In a draft of the adult-use regulations released last November, the state proposed that medical operators would have to wait three years from the first retail sale in order to enter the market. That was cut down to one year when a new version of the regulations was released in May.
“The process is a little disappointing,” Nicole Ricci, the President of NY Small Farma Ltd., an advocacy group, said while addressing the room. “Just passing it immediately and taking testimony after the fact makes it all seem like we’re just barking at the wall.”
Ricci represents one of several groups that sent a letter to the agency on Monday calling for the state to reconsider some of its regulations.
“The entire point of the conditional program was to attempt to assist small players in NYS before out-of-state corporate players moved in and perverted cannabis cultivation to solely focus on profit over quality and community,” said the letter reviewed by THE CITY.
Cannabis farmers — many who are in their second season of growing cannabis and have few places to sell their product — have also been left stranded by the shortage of open shops.
“We don’t have the ability to hold tight while the government figures things out,” Jillian Dragutsky said to the agency board. “We put everything into this — we are hurting and by no fault of our own.”

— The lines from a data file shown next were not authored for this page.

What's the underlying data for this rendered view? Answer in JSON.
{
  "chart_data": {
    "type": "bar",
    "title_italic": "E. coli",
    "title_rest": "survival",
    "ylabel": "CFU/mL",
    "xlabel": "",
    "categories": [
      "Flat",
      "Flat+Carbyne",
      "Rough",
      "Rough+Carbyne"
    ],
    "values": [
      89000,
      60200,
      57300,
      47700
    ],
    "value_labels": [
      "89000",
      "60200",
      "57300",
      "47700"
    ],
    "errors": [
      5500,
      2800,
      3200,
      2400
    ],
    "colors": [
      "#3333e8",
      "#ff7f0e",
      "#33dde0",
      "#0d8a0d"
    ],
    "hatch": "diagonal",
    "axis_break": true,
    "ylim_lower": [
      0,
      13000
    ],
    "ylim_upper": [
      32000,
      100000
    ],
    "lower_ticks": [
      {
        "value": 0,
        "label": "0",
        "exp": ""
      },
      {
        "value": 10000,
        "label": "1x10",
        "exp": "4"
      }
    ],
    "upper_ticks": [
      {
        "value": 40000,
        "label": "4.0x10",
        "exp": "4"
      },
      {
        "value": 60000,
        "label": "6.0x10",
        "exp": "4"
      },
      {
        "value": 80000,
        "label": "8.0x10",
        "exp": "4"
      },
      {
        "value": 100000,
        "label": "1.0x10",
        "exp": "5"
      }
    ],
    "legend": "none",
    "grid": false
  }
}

Dragutsky was awarded one of the conditional retail licenses in July, but cannot move forward.
“I wore a noose around my neck today because I feel like I’m gonna hang myself,” said Jeannette Miller, a grower and co-founder of the Cannabis Farmers Alliance, which advocates on behalf of cannabis cultivators. “We’re tired, we’re struggling, we need help.”
Some held up signs throughout the three-hour meeting calling on the state to convene a special legislative session in order to pass a law that would codify the CAURD program.
Such a step would prevent a judge from dissolving the program, argued Jeffrey Hoffman, a cannabis lawyer.
“The solution is to not wait for this lawsuit to have CAURD found unconstitutional,” said Hoffman, one of the people holding a sign. “We can’t have regulations that are so susceptible to legal challenges.”
Matt Darin, the CEO of Curaleaf, which has a medical license in New York and is the largest cannabis company in the country, told THE CITY in an earlier interview that the fears of smaller businesses are unfounded.
The concern that medical operators “will be able to flood the market with product is just not the case,” Darin said. “There is, without question, enough room and enough business to be done for all participants here.”
The next hearing in the court case that has stopped licensees from moving forward with their plans is scheduled for Friday.